Some of the stories are of escape and rebellion, while others describe normal teenage feelings, like having a crush. The exhibition makes clear the names and tribes the people speaking or depicted are from, which feels like an important way to give voice to what is being shown.
In 1928, the Meriam Report criticized the boarding schools’ treatment of the students, and reforms began. A panel featuring a photo of Pablita Velarde (Santa Clara Pueblo), a student at Santa Fe Indian School from 1930-36, appears with her quote: “I appreciate the Indian school for being there, even if it wasn’t the greatest of schools at that time. At least it was there.”
By the 1940s, the failed assimilation attempts took a stronghold with the notion of “Indianization,” in which the students started changing the schools. Indian clubs allowed students to explore their tribal traditions.

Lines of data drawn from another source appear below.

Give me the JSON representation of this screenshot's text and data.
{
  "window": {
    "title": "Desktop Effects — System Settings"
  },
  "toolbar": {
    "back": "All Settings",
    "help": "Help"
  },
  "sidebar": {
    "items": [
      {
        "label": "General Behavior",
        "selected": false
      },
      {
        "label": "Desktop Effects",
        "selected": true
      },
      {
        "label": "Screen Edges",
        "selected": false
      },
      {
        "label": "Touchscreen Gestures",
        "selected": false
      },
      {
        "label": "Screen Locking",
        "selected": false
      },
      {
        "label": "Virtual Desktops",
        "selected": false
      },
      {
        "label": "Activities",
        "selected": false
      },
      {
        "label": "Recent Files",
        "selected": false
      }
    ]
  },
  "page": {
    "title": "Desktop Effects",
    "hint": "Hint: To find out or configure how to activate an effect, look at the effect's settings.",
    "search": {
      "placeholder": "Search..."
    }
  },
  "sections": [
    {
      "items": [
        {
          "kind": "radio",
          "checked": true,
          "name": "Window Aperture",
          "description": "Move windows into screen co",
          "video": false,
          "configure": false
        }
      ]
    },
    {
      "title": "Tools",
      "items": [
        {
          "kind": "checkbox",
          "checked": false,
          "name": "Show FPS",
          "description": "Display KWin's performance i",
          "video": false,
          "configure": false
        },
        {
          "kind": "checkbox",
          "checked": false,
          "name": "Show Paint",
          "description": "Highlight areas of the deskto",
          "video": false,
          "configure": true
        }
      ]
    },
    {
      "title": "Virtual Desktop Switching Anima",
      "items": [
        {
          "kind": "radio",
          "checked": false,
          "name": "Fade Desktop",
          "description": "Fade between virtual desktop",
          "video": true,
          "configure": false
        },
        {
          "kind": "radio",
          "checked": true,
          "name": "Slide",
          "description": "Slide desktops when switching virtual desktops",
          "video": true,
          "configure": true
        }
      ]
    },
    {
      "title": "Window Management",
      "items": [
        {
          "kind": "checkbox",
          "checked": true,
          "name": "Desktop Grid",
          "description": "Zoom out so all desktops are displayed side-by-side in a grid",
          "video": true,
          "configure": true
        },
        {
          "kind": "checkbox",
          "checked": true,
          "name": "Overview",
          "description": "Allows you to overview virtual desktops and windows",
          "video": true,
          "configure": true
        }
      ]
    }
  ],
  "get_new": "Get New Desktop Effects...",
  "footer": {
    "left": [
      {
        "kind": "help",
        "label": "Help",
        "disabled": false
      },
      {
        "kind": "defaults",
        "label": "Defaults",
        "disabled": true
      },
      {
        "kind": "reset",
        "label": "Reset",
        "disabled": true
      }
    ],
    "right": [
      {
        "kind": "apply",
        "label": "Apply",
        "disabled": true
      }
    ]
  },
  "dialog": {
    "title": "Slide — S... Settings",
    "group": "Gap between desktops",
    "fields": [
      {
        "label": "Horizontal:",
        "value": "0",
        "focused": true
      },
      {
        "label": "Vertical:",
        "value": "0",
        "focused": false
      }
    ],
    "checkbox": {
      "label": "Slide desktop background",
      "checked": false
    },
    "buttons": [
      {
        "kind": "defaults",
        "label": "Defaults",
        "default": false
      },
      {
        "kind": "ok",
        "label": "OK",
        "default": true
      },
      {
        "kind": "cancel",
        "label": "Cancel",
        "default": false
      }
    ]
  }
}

With a large mix of tribes, the students learned each other‘s customs, mixing them together and creating songs and dances that were later taken back to the reservations.
The exhibition takes a turn for the positive here, depicting student activities like marching band, basketball and a boarding school press.
In the 1960s and ‘70s, the rise of Native activism prompted a decrease in enrollment at the boarding schools, with a push for students to be sent to local public schools. By the 1980s, many of the schools had closed.
There are only four Bureau of Indian Education-run boarding schools today, and they now celebrate Native heritage and emphasize American Indian history, language, art and culture.
Works from The James Museum’s collection by artists who attended Indian boarding schools are included in the exhibition, including a bronze sculpture titled Dreams for the Future by Allan Houser (Chiinde - Warm Springs Chiricahua Apache).
The heavy nature of the exhibition begs contemplation, and it ends with an area to do so. Guests can reflect in chairs and tables and record their thoughts on paper provided. The notes are posted on boards on the wall.
One guest wrote in their note, “It is too much.”
If you go
“Away From Home: American Indian Boarding School Stories” is on view through March 16. $10-$20, free for children 6 and younger; on Tuesdays $10 for adults and $5 ages 7-18. 10 a.m.-5 p.m. daily; 10 a.m.-8 p.m. Tuesdays. The James Museum of Western and Wildlife Art, 150 Central Ave., St. Petersburg. 727-892-4200. thejamesmuseum.org.